Regular expressions are characters and meta-characters that are used to identify parts of text. Using meta-characters, pattern matching can be very specific or generalized. They are used to find and take actions on text. The following is not a comprehensive list, but does cover the majority of operations that are used when parsing logs/text/files.
Note: For quick testing/building of regular expressions sites such as RegExr.com can really help.

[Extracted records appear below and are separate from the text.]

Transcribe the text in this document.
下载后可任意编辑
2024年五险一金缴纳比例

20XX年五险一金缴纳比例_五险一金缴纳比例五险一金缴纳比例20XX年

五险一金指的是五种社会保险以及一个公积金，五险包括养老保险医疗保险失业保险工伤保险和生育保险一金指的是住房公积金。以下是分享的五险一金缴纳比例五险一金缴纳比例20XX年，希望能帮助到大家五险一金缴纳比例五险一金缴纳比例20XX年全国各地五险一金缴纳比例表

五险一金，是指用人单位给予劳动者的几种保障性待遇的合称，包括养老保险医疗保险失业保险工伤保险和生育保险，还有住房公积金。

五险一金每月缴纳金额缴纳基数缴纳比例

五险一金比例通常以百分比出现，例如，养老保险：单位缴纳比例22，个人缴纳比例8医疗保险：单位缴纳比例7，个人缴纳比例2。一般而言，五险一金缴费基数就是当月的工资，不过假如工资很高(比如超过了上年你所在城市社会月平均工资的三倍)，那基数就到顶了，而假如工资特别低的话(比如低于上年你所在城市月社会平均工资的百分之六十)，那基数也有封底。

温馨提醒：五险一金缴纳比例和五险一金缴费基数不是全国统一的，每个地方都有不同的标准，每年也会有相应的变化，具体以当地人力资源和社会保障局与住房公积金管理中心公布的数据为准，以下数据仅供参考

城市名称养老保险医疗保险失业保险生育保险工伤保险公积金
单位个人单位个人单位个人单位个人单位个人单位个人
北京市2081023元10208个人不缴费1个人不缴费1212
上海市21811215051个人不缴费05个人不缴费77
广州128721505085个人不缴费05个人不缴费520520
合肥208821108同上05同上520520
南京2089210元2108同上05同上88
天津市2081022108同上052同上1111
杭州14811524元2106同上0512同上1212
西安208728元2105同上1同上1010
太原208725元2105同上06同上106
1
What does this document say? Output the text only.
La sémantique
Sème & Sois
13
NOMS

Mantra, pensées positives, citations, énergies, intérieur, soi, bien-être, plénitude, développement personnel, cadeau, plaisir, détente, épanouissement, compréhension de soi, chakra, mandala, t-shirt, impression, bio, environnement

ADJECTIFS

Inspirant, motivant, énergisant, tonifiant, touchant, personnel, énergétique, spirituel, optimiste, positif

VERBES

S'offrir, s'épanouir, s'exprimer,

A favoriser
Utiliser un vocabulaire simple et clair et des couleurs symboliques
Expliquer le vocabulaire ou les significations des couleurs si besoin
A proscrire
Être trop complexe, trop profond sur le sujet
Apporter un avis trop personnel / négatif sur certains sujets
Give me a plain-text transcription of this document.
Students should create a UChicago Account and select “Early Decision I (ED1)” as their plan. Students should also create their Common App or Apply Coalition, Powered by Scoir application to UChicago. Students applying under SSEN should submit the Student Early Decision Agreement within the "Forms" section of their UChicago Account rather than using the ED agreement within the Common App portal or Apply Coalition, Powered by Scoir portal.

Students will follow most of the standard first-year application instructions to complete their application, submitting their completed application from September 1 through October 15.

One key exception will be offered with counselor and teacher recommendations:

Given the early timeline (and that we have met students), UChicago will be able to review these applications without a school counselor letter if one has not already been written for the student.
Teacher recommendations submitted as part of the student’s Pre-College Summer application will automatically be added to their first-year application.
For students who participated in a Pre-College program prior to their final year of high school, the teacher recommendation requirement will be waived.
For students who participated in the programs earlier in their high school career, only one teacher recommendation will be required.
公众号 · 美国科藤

These are used to specify a position within a string or line.
^
Start of a line/string
$
End of a line/string
\A
Start of a string
\Z
End of a string
These are used to specify a particular type of character.
.
Any character except a newline
\c
Control character
\d
Digit character (e.g. 0-9)
\D
Non-digit character
\n
New line character
\O
Octal digit
\r
Carriage return character
\s
Whitespace character (tab/space/etc)
\S
Non-whitespace character
\t
Tab character
\w
Word
\W
Non-word
\x
Hexadecimal digit
These are alternative nomenclatures for specifying character types under the POSIX standard.
[:upper:]
Uppercase characters [A-Z]
[:lower:]
Lowercase characters [a-z]
[:digit:]
Any digit character [0-9]
[:space:]
Any space character (space/tab/etc)
[:alpha:]
Any uppercase or lowercase alphabetical character [A-Za-z]
[:alnum:]
Any uppercase, lowercase, or digit character [A-Za-z0-9]
[:punct:]
Any punctuation character
[:xdigit:]
Any hexadecimal digit
[:cntrl:]
Any control character
These are used to specify how many times the preceding pattern has to match. For example:
\d{3}-?\d{2}-?\d{4}
Matches a Social Security Number (SSN) format either with or without dashes.
*
Zero or more instances of the previous pattern (or single character)
+
One or more instances of the previous pattern (or single character)
?
Zero or one instance (only, not more than) of the previous pattern (or single character)
{NUMBER}
Exactly NUMBER instances
{NUMBER,}
NUMBER or more instances
{NUMBER_A, NUMBER_B}
NUMBER_A to NUMBER_B instances
These are used to specify how matching occurs and are used to make more complex patterns
[ ]
Specify a range
[A-M]
Single character in the range inclusive between "A" and "M" (e.g. "A", "B", "C", "D", ... "K", "L", "M")
[1-4]
Single digit in the range inclusive between 1 and 4 (e.g. 1, 2, 3, 4)
(A|B)
Single character that is either "A" or "B"
[ABC]
Single character that is either "A" or "B" or "C"
[^ABC]
Single character that is not "A" and not "B" and not "C"